I guess, with your annotation you want to do two things:
- make the program faster
- make the programmers have to work less (because they don't have to type the null-checks)
For the first one: A Null-check consumes hardly any resources. If you run this sample:
public static void main(String[] args) {
long ms = System.currentTimeMillis();
for (int i=0;i<10000;i++) {
returnsNonNull(i);
doNothing();
}
System.out.println("Without nullcheck took "+(System.currentTimeMillis()-ms)+" ms to complete");
ms = System.currentTimeMillis();
for (int i=10000;i<20000;i++) {
if (returnsNonNull(i)!=null) {
doNothing();
}
}
System.out.println("With nullcheck took "+(System.currentTimeMillis()-ms)+" ms to complete");
}
public static String returnsNonNull(int i) {
return "Foo "+i+" Bar";
}
public static void doNothing() {
}
You will see, there is hardly any difference between these two tests. The second one (with the null-check) is sometimes even faster than the first one, meaning they both are pretty much indistinguishable when it comes to resource use.
Now to the second point:
You are actually making the programmers work more, not less. Except if there are absolutely no functions in your whole project and framework that ever return null the programmer now has to look up the function each time to check if he has to do a null-check or not.

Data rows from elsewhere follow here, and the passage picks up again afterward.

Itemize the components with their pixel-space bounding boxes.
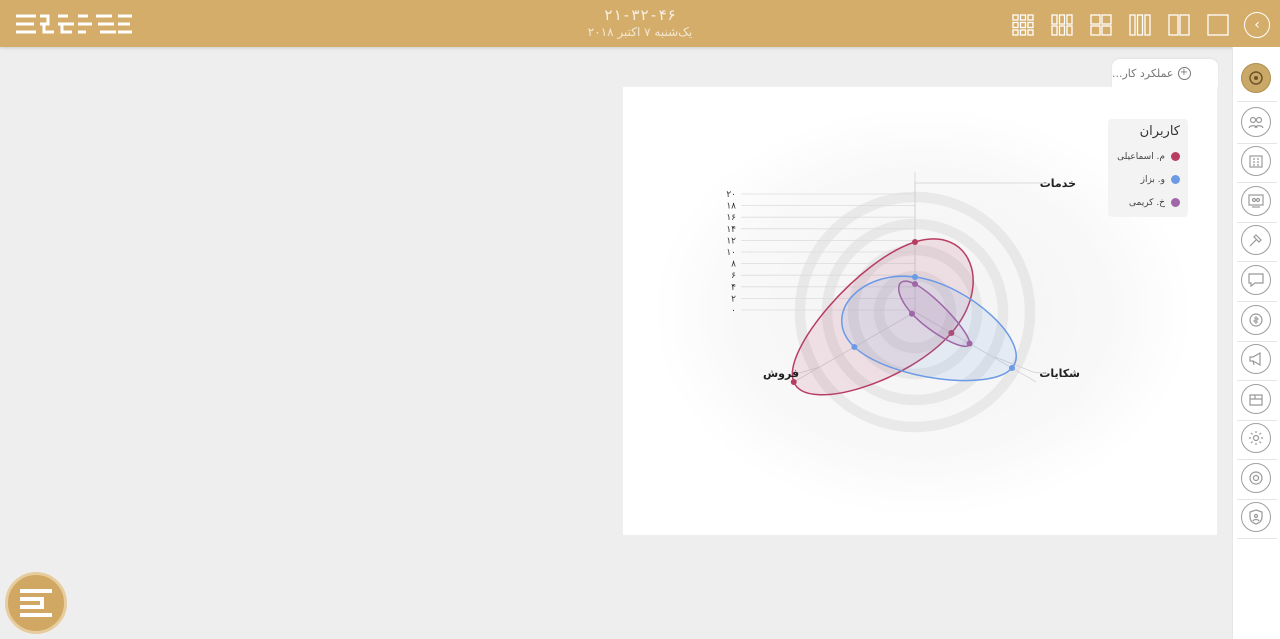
security-icon — [1249, 509, 1263, 525]
sidebar-item-meetings[interactable] — [1241, 186, 1271, 216]
data-point — [912, 239, 918, 245]
sidebar-item-tools[interactable] — [1241, 225, 1271, 255]
tab-label: عملکرد کار... — [1112, 66, 1174, 80]
sidebar-item-messages[interactable] — [1241, 265, 1271, 295]
sidebar-divider — [1237, 261, 1277, 262]
sidebar-divider — [1237, 499, 1277, 500]
columns-3-icon[interactable] — [1128, 13, 1152, 37]
single-pane-icon[interactable] — [1206, 13, 1230, 37]
money-icon — [1249, 313, 1263, 327]
sidebar-divider — [1237, 420, 1277, 421]
sidebar-divider — [1237, 301, 1277, 302]
top-bar: ۲۱-۳۲-۴۶ یک‌شنبه ۷ اکتبر ۲۰۱۸ ‹ — [0, 0, 1280, 47]
clock-date: یک‌شنبه ۷ اکتبر ۲۰۱۸ — [587, 25, 693, 39]
sidebar-item-dashboard[interactable] — [1241, 63, 1271, 93]
sidebar-divider — [1237, 101, 1277, 102]
app-logo — [16, 14, 132, 34]
legend-item[interactable]: م. اسماعیلی — [1116, 145, 1180, 168]
legend-label: و. بزاز — [1140, 174, 1165, 185]
sidebar-divider — [1237, 538, 1277, 539]
sidebar-divider — [1237, 182, 1277, 183]
grid-2x2-icon[interactable] — [1089, 13, 1113, 37]
sidebar-divider — [1237, 222, 1277, 223]
sidebar-item-building[interactable] — [1241, 146, 1271, 176]
scale-tick-label: ۲۰ — [726, 190, 736, 200]
scale-tick-label: ۶ — [731, 271, 736, 281]
scale-tick-label: ۴ — [731, 283, 736, 293]
grid-2x3-icon[interactable] — [1050, 13, 1074, 37]
scale-tick-label: ۸ — [731, 260, 736, 270]
sidebar — [1232, 47, 1280, 639]
legend-label: م. اسماعیلی — [1117, 151, 1165, 162]
data-point — [908, 310, 915, 317]
columns-2-icon[interactable] — [1167, 13, 1191, 37]
legend-dot — [1171, 152, 1180, 161]
meeting-icon — [1248, 194, 1264, 208]
data-point — [966, 340, 973, 347]
legend-dot — [1171, 198, 1180, 207]
sidebar-item-finance[interactable] — [1241, 305, 1271, 335]
legend-label: خ. کریمی — [1129, 197, 1165, 208]
data-point — [912, 281, 918, 287]
settings-icon — [1249, 431, 1263, 445]
legend-item[interactable]: و. بزاز — [1116, 168, 1180, 191]
sidebar-item-security[interactable] — [1241, 502, 1271, 532]
legend-item[interactable]: خ. کریمی — [1116, 191, 1180, 214]
building-icon — [1249, 155, 1263, 168]
chevron-left-icon: ‹ — [1254, 17, 1260, 33]
data-point — [1008, 365, 1015, 371]
sidebar-item-support[interactable] — [1241, 463, 1271, 493]
support-icon — [1249, 471, 1263, 485]
sidebar-item-settings[interactable] — [1241, 423, 1271, 453]
sidebar-divider — [1237, 143, 1277, 144]
tab-work-performance[interactable]: + عملکرد کار... — [1112, 59, 1218, 87]
sidebar-divider — [1237, 459, 1277, 460]
axis-label: فروش — [763, 367, 799, 380]
clock-time: ۲۱-۳۲-۴۶ — [603, 6, 677, 24]
sidebar-item-inventory[interactable] — [1241, 384, 1271, 414]
scale-tick-label: ۱۴ — [726, 225, 736, 235]
sidebar-divider — [1237, 341, 1277, 342]
home-fab-button[interactable] — [5, 572, 67, 634]
axis-label: خدمات — [1040, 177, 1076, 190]
axis-label: شکایات — [1039, 367, 1080, 380]
plus-circle-icon: + — [1177, 66, 1191, 80]
users-icon — [1248, 116, 1264, 129]
scale-tick-label: ۲ — [731, 294, 736, 304]
megaphone-icon — [1249, 351, 1261, 367]
scale-tick-label: ۱۸ — [726, 202, 736, 212]
data-point — [912, 274, 918, 280]
sidebar-item-announcements[interactable] — [1241, 344, 1271, 374]
box-icon — [1249, 394, 1263, 406]
sidebar-item-users[interactable] — [1241, 107, 1271, 137]
legend-dot — [1171, 175, 1180, 184]
chart-legend: کاربران م. اسماعیلی و. بزاز خ. کریمی — [1108, 119, 1188, 217]
chart-card: ۰ ۲ ۴ ۶ ۸ ۱۰ ۱۲ ۱۴ ۱۶ ۱۸ ۲۰ خدمات شکایات فروش کاربرا… — [623, 87, 1217, 535]
sidebar-divider — [1237, 380, 1277, 381]
message-icon — [1248, 273, 1264, 288]
grid-3x3-icon[interactable] — [1011, 13, 1035, 37]
back-button[interactable]: ‹ — [1244, 12, 1270, 38]
scale-tick-label: ۱۶ — [726, 213, 736, 223]
data-point — [851, 344, 858, 350]
legend-title: کاربران — [1139, 124, 1180, 139]
scale-tick-label: ۱۲ — [726, 236, 736, 246]
scale-tick-label: ۱۰ — [726, 248, 736, 258]
hammer-icon — [1249, 234, 1262, 247]
scale-tick-label: ۰ — [731, 306, 736, 316]
app-logo-icon — [20, 589, 52, 617]
dashboard-icon — [1249, 71, 1263, 85]
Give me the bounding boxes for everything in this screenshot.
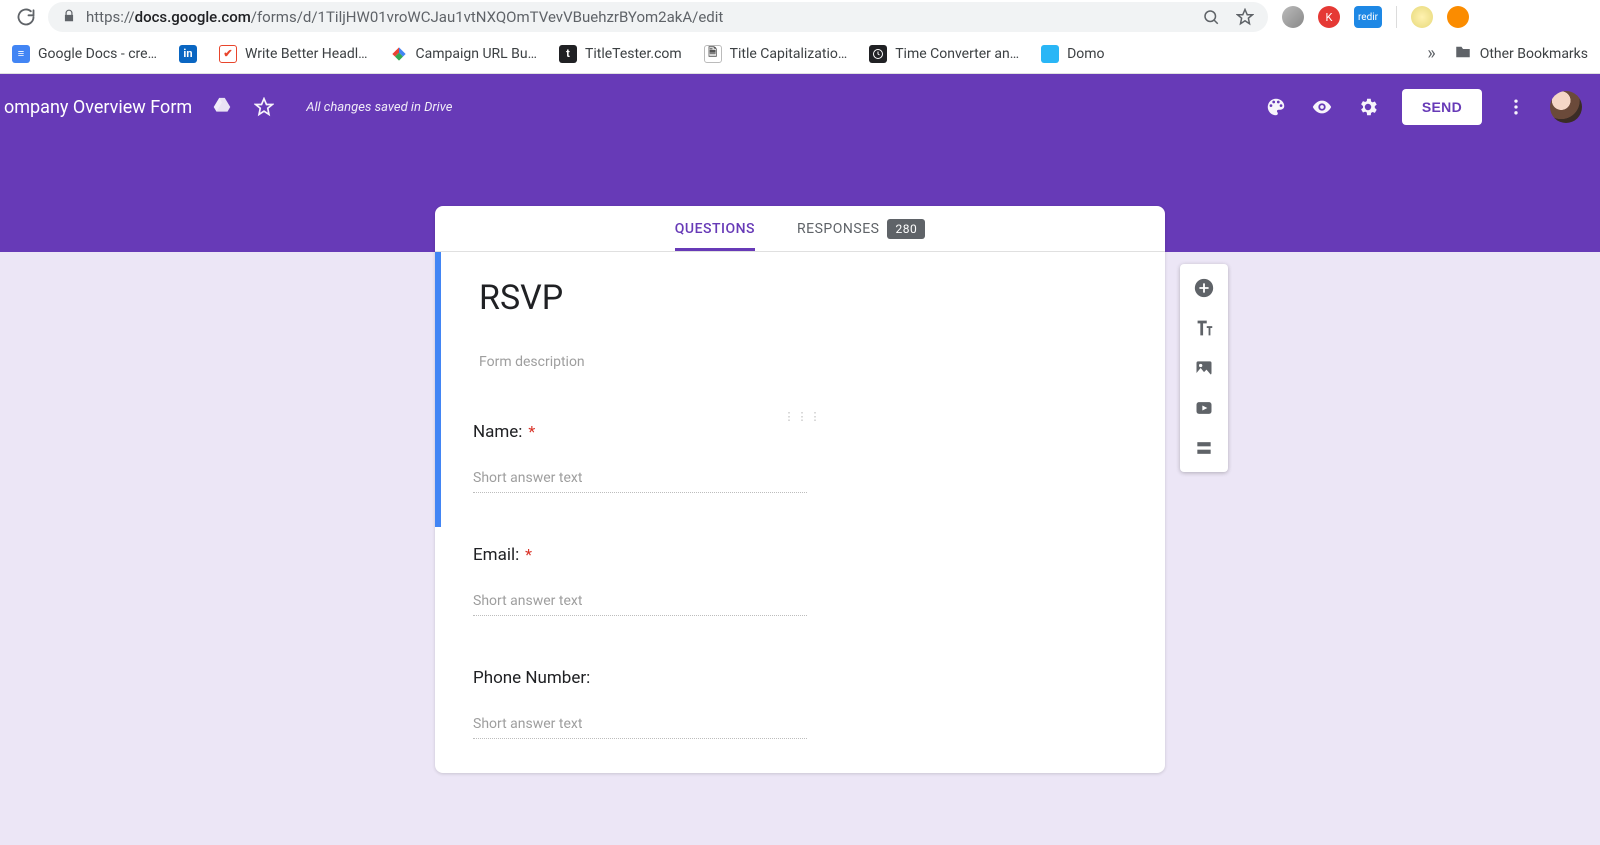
bookmark-favicon: ≡ (12, 45, 30, 63)
answer-placeholder: Short answer text (473, 470, 807, 493)
add-title-button[interactable] (1186, 310, 1222, 346)
search-icon[interactable] (1202, 8, 1220, 26)
question-block[interactable]: ⋮⋮⋮ Name: * Short answer text (435, 404, 1165, 527)
bookmark-label: Time Converter an… (895, 46, 1019, 62)
tab-responses[interactable]: RESPONSES 280 (797, 206, 925, 251)
document-title[interactable]: ompany Overview Form (0, 97, 192, 118)
response-count-badge: 280 (887, 219, 925, 239)
save-status: All changes saved in Drive (306, 100, 452, 115)
bookmark-item[interactable]: Time Converter an… (869, 45, 1019, 63)
add-question-button[interactable] (1186, 270, 1222, 306)
bookmark-item[interactable]: ≡ Google Docs - cre… (12, 45, 157, 63)
bookmarks-overflow-icon[interactable]: » (1427, 43, 1435, 64)
folder-icon (1454, 43, 1472, 65)
form-title[interactable]: RSVP (479, 278, 1127, 318)
bookmark-favicon: 🗎 (704, 45, 722, 63)
tab-questions[interactable]: QUESTIONS (675, 206, 755, 251)
bookmark-favicon: ✔ (219, 45, 237, 63)
bookmark-item[interactable]: Domo (1041, 45, 1104, 63)
answer-placeholder: Short answer text (473, 593, 807, 616)
extension-redir-icon[interactable]: redir (1354, 6, 1382, 28)
palette-icon[interactable] (1264, 95, 1288, 119)
form-tabs: QUESTIONS RESPONSES 280 (435, 206, 1165, 252)
add-section-button[interactable] (1186, 430, 1222, 466)
bookmark-label: Google Docs - cre… (38, 46, 157, 62)
preview-icon[interactable] (1310, 95, 1334, 119)
bookmark-favicon (869, 45, 887, 63)
add-image-button[interactable] (1186, 350, 1222, 386)
bookmark-label: TitleTester.com (585, 46, 682, 62)
omnibox[interactable]: https://docs.google.com/forms/d/1TiljHW0… (48, 2, 1268, 32)
form-description-placeholder[interactable]: Form description (479, 354, 1127, 370)
bookmark-item[interactable]: Campaign URL Bu… (390, 45, 537, 63)
bookmark-item[interactable]: t TitleTester.com (559, 45, 682, 63)
send-button[interactable]: SEND (1402, 89, 1482, 125)
question-title[interactable]: Email: (473, 545, 519, 565)
reload-icon[interactable] (12, 3, 40, 31)
other-bookmarks[interactable]: Other Bookmarks (1454, 43, 1588, 65)
star-icon[interactable] (1236, 8, 1254, 26)
account-avatar[interactable] (1550, 91, 1582, 123)
tab-label: QUESTIONS (675, 221, 755, 237)
app-header: ompany Overview Form All changes saved i… (0, 74, 1600, 140)
extension-icon[interactable]: K (1318, 6, 1340, 28)
lock-icon (62, 8, 76, 27)
add-video-button[interactable] (1186, 390, 1222, 426)
tab-label: RESPONSES (797, 221, 879, 237)
bookmark-item[interactable]: 🗎 Title Capitalizatio… (704, 45, 848, 63)
bookmark-favicon: t (559, 45, 577, 63)
bookmark-label: Campaign URL Bu… (416, 46, 537, 62)
bookmark-favicon: in (179, 45, 197, 63)
drag-handle-icon[interactable]: ⋮⋮⋮ (784, 410, 823, 423)
extension-icon[interactable] (1447, 6, 1469, 28)
bookmark-label: Write Better Headl… (245, 46, 368, 62)
more-icon[interactable] (1504, 95, 1528, 119)
star-icon[interactable] (252, 95, 276, 119)
form-header-block[interactable]: RSVP Form description (435, 252, 1165, 404)
extension-icon[interactable] (1282, 6, 1304, 28)
extension-icon[interactable] (1411, 6, 1433, 28)
required-star: * (528, 422, 535, 441)
bookmark-favicon (1041, 45, 1059, 63)
extension-separator (1396, 6, 1397, 28)
question-block[interactable]: Phone Number: Short answer text (435, 650, 1165, 773)
bookmarks-bar: ≡ Google Docs - cre… in ✔ Write Better H… (0, 34, 1600, 74)
url-text: https://docs.google.com/forms/d/1TiljHW0… (86, 8, 723, 26)
required-star: * (525, 545, 532, 564)
other-bookmarks-label: Other Bookmarks (1480, 46, 1588, 62)
floating-toolbar (1180, 264, 1228, 472)
settings-icon[interactable] (1356, 95, 1380, 119)
bookmark-item[interactable]: in (179, 45, 197, 63)
question-title[interactable]: Name: (473, 422, 522, 442)
bookmark-label: Domo (1067, 46, 1104, 62)
answer-placeholder: Short answer text (473, 716, 807, 739)
bookmark-label: Title Capitalizatio… (730, 46, 848, 62)
question-block[interactable]: Email: * Short answer text (435, 527, 1165, 650)
browser-toolbar: https://docs.google.com/forms/d/1TiljHW0… (0, 0, 1600, 34)
bookmark-item[interactable]: ✔ Write Better Headl… (219, 45, 368, 63)
browser-extensions: K redir (1276, 6, 1469, 28)
question-title[interactable]: Phone Number: (473, 668, 590, 688)
form-card: QUESTIONS RESPONSES 280 RSVP Form descri… (435, 206, 1165, 773)
move-to-drive-icon[interactable] (210, 95, 234, 119)
canvas: QUESTIONS RESPONSES 280 RSVP Form descri… (0, 252, 1600, 845)
bookmark-favicon (390, 45, 408, 63)
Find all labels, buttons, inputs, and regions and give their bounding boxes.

Seeing that about every framework in Java can under some conditions return null in some functions you are not reducing the workload for your programmers.
You said you want a warning to appear when they do a null-check where it is not necessary because of your @Nonnull-annotation. So what they will do is they type out the whole null-check and then get a warning and have to remove it again. See what I mean?
Also what if you make a mistake in your code and mark something as @Nonnull that can return null?
What I'd do is write it into the Javadoc under @return. Then the programmer can decide what he does, which is usually better than forcing others to write code your style.